It’s whale migration season here on the eastern seaboard of Australia, with thousands of these wonderful creatures making their way to the warmer waters up north to breed.
A few years ago when I was still a Sydneysider (or almost!) I went on a whale watching cruise with a friend. We were fortunate enough to see a number of humpback whales up close, and witness a variety of behaviours such as tail slapping and breaching. But I did feel that there was something intrusive about being so close to them on the water.
The Whale Dreamers Festival at Norah Head* offers a completely different approach. Organised every year since 2006 on the initiative of a dedicated trio of women, it is an eco event and great emphasis is placed on whale conservation and protecting the environment. And the watching takes place from a distance. In fact, Norah Head provides the ideal location for this with its panoramic ocean views from the cliffs by the lighthouse.
Icklegen and I decided to join in the action at this year’s festival. We turned up early, which was a good thing as there was no parking at the lighthouse and limited slots in our usual spot by the Rockpool Café. We didn’t have to walk forever, as I had feared (now that would have been a challenge with a little one!) Free shuttle buses trundled up and down the access road to the lighthouse throughout the event making life so much easier.
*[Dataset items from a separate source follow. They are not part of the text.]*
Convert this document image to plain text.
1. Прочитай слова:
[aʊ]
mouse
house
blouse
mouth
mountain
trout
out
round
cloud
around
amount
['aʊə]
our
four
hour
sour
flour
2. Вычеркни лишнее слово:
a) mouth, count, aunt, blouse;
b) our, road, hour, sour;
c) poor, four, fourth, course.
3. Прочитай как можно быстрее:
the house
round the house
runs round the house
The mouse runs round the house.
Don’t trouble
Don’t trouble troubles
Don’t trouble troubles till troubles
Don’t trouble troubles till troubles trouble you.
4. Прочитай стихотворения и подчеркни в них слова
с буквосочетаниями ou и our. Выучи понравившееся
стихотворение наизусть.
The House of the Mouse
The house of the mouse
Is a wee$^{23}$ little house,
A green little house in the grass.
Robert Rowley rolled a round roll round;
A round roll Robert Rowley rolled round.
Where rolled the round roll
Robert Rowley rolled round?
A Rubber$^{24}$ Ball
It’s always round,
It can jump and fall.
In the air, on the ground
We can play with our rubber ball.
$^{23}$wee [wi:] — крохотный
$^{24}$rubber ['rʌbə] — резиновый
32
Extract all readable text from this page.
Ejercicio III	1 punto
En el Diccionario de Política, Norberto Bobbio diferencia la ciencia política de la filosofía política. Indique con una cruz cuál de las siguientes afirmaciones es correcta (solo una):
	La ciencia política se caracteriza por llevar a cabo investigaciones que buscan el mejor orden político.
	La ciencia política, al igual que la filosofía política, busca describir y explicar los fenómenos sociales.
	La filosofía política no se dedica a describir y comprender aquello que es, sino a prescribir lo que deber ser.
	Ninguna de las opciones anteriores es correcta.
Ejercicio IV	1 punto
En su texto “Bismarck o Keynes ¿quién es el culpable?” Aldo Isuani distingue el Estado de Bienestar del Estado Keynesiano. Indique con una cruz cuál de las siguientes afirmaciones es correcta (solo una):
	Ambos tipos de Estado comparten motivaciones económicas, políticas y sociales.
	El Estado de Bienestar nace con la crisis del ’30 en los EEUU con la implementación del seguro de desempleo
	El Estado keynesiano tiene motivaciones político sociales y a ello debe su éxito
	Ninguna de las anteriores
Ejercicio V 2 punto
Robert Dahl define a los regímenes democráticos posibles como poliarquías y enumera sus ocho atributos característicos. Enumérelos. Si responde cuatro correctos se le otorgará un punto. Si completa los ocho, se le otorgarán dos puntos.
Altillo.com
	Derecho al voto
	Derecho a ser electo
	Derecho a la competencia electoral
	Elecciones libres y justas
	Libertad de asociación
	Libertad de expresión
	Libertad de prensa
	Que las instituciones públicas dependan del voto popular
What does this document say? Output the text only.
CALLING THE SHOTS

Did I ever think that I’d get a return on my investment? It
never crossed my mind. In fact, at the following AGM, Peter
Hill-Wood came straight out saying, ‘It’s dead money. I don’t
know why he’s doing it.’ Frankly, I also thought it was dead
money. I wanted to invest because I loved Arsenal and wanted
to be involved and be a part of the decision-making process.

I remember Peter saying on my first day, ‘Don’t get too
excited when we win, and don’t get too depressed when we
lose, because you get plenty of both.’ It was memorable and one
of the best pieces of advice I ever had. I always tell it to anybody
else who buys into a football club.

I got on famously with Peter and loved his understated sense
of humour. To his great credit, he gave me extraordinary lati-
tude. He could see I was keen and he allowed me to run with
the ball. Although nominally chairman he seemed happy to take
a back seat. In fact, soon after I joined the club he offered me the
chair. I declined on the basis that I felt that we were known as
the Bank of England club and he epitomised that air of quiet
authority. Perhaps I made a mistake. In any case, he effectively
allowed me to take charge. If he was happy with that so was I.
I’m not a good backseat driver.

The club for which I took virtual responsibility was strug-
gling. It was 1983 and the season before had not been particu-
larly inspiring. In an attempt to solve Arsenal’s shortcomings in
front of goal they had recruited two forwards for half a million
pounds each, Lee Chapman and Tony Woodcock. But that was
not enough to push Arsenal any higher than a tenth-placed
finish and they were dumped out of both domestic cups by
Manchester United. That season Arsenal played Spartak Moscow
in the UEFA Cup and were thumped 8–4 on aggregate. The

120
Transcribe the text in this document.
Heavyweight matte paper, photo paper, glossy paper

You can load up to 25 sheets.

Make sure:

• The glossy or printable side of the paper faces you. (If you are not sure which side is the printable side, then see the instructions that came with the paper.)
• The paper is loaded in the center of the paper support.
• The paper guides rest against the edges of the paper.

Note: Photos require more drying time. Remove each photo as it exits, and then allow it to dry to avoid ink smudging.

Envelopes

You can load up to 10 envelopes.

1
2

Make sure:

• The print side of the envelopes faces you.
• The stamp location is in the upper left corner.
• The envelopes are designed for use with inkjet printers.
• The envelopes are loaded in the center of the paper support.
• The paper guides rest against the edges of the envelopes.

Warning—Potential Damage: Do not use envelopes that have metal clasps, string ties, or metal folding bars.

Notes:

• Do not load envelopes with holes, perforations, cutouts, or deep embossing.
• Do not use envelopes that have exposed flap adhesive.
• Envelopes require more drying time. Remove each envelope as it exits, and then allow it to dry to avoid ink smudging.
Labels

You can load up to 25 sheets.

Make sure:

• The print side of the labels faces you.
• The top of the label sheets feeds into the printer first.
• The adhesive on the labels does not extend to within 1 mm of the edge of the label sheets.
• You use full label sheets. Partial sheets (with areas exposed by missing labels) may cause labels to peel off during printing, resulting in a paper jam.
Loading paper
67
On arrival, there was a big crowd on the cliff-top, with people peering excitedly through binoculars and very long telephoto lenses. There had been a sighting of a southern right whale a few kilometres offshore. A number of the more common humpback whales were also observed during the course of our visit, as well as pods of dolphins. Alas, we didn’t get to see any whales or dolphins ourselves, but it was enough this time to know they were ‘in attendance’.
We toured around the various environmental stalls, where Ickle befriended a somewhat battered wooden pelican. Then we got creative in the Art Space, a great initiative where, for a gold coin donation, Ickle got to paint and colour in her very own mask. The highlight of the day, though, had to be face painting. My little girl sat very still as a local artist decorated her forehead with a rainbow, flowers and a ziggy-biggy (aka a ladybird), the latter being at Ickle’s specific request.
We checked out the excellent food stalls on-site later on when we got a bit peckish. I opted for a black bean burrito (delicious and very spicy) and Ickle took a fancy to the sausage sizzle. (Well, she is a little Aussie, after all). And we sat in the sunshine overlooking the lighthouse and the ocean, while live music played in the background. And I thought: this isn’t bad for a Sunday afternoon in the middle of winter.
*The Darkinjung Aboriginal people refer to the Central Coast of NSW as ‘Whale Dreaming Country’, and the whale is their totem.